Spain: The Importance of Bulls

May 2005

I could hardly believe my eyes. I saw a couple of brave young men vaulting over bulls in the middle of Ciudad Rodrigo. I turned to my wife Ruth and said, "Isn't that what young men did in the Minoan culture thousands of years ago?" 

We were sitting in the makeshift stands which had been erected for the running of the bulls in the plaza mayor of the agricultural town in Extremadura. This was no Hemingway bacchanal a la 'The Sun Also Rises'. I did not catch a glimpse of Ava Gardner! Hardly. Next to us on the rickety stands sat a couple of middle-aged farm wives catching up on the latest gossip. Close by was a family group drinking wine and carving slices of jamón from a leg they had brought with them.
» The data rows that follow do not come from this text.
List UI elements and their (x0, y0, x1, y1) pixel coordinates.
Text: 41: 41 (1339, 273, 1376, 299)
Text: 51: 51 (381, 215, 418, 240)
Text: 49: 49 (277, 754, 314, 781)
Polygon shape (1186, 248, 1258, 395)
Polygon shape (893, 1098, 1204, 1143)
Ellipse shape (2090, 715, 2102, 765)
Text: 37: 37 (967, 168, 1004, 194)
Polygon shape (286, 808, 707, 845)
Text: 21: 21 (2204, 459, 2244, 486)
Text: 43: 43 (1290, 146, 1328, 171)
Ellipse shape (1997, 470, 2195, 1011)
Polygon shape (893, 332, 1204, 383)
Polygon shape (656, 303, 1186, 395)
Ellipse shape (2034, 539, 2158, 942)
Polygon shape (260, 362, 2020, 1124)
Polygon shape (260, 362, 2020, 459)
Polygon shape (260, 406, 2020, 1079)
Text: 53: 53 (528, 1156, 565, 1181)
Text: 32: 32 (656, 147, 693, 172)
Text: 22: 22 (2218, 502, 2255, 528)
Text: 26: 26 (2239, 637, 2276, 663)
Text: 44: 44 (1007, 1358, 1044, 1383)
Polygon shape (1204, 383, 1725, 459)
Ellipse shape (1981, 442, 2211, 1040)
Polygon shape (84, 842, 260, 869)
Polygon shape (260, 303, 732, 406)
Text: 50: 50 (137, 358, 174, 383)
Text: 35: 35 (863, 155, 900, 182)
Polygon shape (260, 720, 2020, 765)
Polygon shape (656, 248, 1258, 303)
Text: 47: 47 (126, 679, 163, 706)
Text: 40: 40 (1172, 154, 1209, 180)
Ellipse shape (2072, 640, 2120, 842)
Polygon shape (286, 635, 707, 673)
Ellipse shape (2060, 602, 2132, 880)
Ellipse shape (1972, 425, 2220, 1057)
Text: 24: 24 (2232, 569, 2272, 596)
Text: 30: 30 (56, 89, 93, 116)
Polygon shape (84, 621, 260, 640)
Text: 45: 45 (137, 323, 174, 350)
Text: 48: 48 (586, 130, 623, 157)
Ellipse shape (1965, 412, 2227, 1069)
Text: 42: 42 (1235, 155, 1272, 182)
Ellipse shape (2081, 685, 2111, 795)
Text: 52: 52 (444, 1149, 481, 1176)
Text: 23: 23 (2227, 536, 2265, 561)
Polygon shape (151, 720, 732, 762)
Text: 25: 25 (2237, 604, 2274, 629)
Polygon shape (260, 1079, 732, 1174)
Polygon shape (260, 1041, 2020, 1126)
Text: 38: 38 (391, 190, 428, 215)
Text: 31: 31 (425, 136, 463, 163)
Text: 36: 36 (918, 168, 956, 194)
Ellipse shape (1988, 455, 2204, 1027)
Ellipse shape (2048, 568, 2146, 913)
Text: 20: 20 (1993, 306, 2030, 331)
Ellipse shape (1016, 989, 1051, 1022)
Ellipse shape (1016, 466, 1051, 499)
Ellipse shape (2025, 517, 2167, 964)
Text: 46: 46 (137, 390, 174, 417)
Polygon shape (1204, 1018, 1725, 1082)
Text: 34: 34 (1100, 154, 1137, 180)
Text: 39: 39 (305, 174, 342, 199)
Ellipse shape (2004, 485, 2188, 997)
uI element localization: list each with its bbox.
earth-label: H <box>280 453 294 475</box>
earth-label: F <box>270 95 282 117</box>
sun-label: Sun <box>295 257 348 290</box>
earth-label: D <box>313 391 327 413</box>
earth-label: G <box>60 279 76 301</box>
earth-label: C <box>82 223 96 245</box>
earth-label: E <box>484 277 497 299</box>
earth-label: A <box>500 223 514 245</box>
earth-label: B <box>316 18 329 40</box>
It had more the feel of a community picnic.

We were witnessing an elemental rite of passage in which young men showed their valor before their approving neighbors by tangling with the bulls. I am no anthropologist, but it seems to me this was an echo of the distant past. In prehistoric times bulls played an important part in the religious ceremonies of Iberian tribes living in Spain. Thousands of years ago during the time of the Minoan culture in Crete the bull-cultus was central. We see evidence of the influence of bulls throughout the Iberian Peninsula, whether it be the cave paintings of Altamira, or the stone bulls of Las Arenas de San Pedro in Avila.

Another echo of this ancient rite of passage into manhood is La Corrida, the misnamed "bullfight". In this ritual the bull, the essence of animal virility, is confronted and subdued by a sole human being, the matador, protected only by his faith, his valor and a thin sword. The magnificent Toro Bravo he faces is an archaic strain of bulls that today is only preserved in Spain. Their ancestors are the primitive 'urus', which used to be spread out over wide parts of the ancient world. 

Whether or not you approve of - or even understand - the corrida, it is a national tradition that many believe is the very essence of Spanish culture: a ritual that binds an historically fragmented collection of regions into one country and that predates Spain itself. The corridas were even held in the midst of the bloody days of the Civil War! 

"Our literature, our paintings, all of our artistic expressions are influenced by the world of the bull," one Spaniard observed, " It explains who we are." I think he is right. In what other country would you find huge black silhouettes of fighting bulls looming on the horizon as you wend your way through the rolling hills of the countryside? 

Originally it was a brilliant marketing strategy of the Osborne Bodegas, makers of sherry and brandy in my "hometown" of El Puerto de Santa María. Over much of Spain they installed colossal billboards cut in the shape of the bull with the word Osborne emblazoned in red letters across his body. 

After the passing of Franco the reforming national legislature, the Cortes, passed sweeping legislation including a ban on all roadside billboards throughout the nation. But the ink had hardly dried on the document before they realized they had unintentionally done an unthinkable thing: the massive bulls would be removed from the landscape! So they went back into session and declared the bull silhouette a national treasure, so long as the brand name was removed! 

This year many of Spain's mighty bulls are being confined to the ranch under a quarantine aimed at halting the spread of a disease known as bluetongue. It is only harmful to sheep, not other livestock or humans. Still, it puts the government in the unenviable position of trying to balance the interests of the fighting bulls, which represent a tradition that is nearly sacred in some parts of society, with the venerable sheep industry. 

"The current measures would create the gravest crisis we have ever known," Enrique Garza Grau, secretary general of the National Association of Organizers of Bullfighting Spectacles, said in an interview. The gravest crisis? I know Spaniards often speak in hyperbole, but as I think about it, Señor Garza may not be far from the mark.